Once sufficient convergence is achieved, the model is stored in memory and the next step is testing the model. We pass the 30 rows of data to check if the actual output matches the predicted output from the model. The evaluation is used to get various metrics that can validate the model. If the accuracy is too wary, the model has to be rebuilt with changes in the training data and other parameters passed to the neural network builder.

To split the data, the scikit-learn library has been used. More specifically, the sklearn.model_selection.train_test_split() function has been used. This function quickly computes a random split into training and test sets.
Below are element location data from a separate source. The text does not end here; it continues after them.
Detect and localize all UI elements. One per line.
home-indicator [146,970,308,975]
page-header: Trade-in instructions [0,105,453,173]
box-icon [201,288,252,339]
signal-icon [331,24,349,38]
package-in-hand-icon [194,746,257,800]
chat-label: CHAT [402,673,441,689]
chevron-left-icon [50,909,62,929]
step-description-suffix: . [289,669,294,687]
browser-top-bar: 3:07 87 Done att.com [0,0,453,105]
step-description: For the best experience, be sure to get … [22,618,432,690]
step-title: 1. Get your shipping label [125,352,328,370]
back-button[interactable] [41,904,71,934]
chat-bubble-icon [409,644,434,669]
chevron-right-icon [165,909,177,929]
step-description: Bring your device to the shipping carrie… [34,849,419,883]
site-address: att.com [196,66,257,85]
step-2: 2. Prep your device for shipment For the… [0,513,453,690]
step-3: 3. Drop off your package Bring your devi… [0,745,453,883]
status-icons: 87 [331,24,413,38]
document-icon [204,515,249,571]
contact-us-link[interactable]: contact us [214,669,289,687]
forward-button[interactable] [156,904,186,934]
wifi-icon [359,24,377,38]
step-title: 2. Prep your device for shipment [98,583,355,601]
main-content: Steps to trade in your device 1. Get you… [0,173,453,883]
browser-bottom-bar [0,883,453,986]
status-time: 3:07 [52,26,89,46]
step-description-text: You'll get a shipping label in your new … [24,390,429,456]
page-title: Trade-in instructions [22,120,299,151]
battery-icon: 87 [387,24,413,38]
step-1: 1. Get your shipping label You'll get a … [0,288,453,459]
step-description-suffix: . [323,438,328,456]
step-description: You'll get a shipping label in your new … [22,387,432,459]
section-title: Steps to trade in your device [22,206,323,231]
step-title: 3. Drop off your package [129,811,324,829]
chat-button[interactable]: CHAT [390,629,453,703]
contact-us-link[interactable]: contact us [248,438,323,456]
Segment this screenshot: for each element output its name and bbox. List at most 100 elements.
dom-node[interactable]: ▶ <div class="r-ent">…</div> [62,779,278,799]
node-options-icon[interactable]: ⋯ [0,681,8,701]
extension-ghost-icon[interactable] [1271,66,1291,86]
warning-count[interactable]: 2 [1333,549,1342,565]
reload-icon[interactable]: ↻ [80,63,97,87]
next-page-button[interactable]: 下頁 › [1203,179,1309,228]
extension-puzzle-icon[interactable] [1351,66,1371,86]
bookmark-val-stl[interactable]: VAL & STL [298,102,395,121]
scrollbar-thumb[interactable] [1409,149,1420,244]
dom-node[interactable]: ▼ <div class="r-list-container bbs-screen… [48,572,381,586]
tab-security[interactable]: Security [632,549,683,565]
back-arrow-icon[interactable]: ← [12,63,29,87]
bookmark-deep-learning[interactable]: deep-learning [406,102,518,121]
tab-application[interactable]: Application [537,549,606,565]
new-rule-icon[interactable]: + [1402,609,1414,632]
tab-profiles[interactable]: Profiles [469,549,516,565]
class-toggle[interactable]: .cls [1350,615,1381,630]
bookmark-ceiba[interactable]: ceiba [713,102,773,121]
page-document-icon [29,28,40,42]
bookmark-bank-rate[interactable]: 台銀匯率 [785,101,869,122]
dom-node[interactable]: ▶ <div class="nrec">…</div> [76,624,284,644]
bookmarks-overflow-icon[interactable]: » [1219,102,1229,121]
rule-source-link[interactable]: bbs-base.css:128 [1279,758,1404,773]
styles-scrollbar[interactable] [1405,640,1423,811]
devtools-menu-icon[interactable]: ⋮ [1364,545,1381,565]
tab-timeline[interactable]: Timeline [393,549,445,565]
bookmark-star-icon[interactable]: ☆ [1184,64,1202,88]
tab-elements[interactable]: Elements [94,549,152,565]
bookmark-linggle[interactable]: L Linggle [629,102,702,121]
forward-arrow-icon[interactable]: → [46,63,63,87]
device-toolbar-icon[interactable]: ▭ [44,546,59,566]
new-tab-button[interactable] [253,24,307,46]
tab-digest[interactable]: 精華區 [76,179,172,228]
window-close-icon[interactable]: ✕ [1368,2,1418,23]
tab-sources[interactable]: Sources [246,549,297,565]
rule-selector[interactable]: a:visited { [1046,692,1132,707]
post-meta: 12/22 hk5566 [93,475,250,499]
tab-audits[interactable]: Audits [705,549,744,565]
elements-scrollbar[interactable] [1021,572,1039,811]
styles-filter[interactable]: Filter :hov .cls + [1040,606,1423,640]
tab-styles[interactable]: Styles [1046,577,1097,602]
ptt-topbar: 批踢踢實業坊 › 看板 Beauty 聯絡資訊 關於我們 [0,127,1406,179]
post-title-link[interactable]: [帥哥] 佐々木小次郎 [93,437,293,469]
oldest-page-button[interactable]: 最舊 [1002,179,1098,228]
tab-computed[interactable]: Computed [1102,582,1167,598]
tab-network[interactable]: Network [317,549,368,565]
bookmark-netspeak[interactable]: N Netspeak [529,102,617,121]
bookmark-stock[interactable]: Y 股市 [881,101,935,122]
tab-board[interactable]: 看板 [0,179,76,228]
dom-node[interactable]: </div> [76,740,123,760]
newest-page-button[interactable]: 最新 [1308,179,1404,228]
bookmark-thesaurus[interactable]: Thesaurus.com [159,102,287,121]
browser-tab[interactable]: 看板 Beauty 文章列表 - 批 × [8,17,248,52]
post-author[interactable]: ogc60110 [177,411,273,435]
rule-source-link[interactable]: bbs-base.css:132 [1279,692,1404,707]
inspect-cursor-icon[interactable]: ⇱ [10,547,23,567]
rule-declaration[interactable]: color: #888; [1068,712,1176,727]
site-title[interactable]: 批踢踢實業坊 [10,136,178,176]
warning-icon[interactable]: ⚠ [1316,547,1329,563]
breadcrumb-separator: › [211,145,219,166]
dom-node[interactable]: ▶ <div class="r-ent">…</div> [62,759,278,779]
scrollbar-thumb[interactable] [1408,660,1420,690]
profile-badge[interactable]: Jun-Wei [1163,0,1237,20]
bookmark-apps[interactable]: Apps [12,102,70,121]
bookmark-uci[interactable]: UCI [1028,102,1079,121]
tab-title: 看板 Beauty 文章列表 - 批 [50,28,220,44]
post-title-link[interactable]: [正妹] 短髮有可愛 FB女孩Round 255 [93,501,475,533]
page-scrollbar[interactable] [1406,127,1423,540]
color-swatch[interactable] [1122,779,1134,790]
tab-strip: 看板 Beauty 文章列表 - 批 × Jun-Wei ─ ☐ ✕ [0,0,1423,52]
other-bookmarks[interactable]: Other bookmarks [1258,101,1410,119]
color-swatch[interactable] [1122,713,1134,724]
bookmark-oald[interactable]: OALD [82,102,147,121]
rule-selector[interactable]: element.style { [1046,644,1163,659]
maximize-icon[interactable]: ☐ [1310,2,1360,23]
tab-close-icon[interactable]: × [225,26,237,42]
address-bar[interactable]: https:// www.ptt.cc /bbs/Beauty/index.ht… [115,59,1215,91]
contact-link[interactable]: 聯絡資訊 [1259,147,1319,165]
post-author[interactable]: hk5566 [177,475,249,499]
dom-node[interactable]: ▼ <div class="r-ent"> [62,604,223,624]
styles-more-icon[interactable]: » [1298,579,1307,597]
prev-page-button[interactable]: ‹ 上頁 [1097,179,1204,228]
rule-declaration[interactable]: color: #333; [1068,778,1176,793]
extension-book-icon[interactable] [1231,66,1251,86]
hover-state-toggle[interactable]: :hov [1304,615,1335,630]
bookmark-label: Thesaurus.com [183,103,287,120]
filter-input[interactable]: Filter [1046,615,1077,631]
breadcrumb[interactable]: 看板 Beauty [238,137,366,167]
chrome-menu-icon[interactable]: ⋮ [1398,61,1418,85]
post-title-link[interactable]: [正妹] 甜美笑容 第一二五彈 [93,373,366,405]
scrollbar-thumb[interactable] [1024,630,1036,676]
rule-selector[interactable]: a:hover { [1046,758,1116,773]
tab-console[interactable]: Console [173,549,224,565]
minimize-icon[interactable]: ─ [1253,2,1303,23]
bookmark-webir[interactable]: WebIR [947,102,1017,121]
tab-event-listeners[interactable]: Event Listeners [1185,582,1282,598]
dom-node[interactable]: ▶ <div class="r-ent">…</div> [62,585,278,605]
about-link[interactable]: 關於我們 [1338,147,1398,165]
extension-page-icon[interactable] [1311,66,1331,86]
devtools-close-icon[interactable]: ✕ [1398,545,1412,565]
Let's start by importing the function:

from sklearn.model_selection import train_test_split

At this point, to make work easier for us, we will divide the starting DataFrame into two: predictors (X) and target (Y).

To do this, the pandas.DataFrame.drop() function will be used:

X = DataScaled.drop('medv', axis = 1)
print(X.describe())
Y = DataScaled['medv']
print(Y.describe())

The pandas.DataFrame.drop() function drops specified labels from rows or columns. We will remove rows or columns by specifying label names and the corresponding axis, or by specifying the index or column names directly. When using a multi-index, labels on different levels can be removed by specifying the level. To extract X, we have removed the target column (medv) from the starting DataScaled DataFrame.

The following results are returned:

X shape = (506, 13)
Y shape = (506,)

So, X has 13 columns (predictors) and Y has only one column (target). Now, we have to split the two DataFrames:

X_train, X_test, Y_train, Y_test = train_test_split(X, Y, test_size = 0.30, random_state = 5)
print(‘X train shape = ’,X_train.shape)
print(‘X test shape = ’, X_test.shape)
print(‘Y train shape = ’, Y_train.shape)
print(‘Y test shape = ’,Y_test.shape)

In the train_test_split() function, four parameters are passed, namely X, Y, test_size, and random_state. X and Y are predictors and target DataFrames. The test_size parameter can take the following types: float, integer or none, and optional (default=0.25). If float is between 0.0 and 1.0, it represents the proportion of the dataset to include in the test split. If the parameter is int, it represents the absolute number of test samples. If the parameter is None, the value is set to complement the train size. By default, the value is set to 0.25. In our case, we set test_size = 0.30, which means that 30% of the data is divided up as test data. Finally, the random_state parameter is used to set the seed used by the random number generator. In this way, the repetitive splitting of the operation is guaranteed.

The following results are returned:

X train shape = (354, 13)
X test shape = (152, 13)
Y train shape = (354,)
Y test shape = (152,)

So, the starting DataFrame is split into two datasets that have 354 rows (X_train) and 152 rows (X_test). A similar subdivision was made for Y.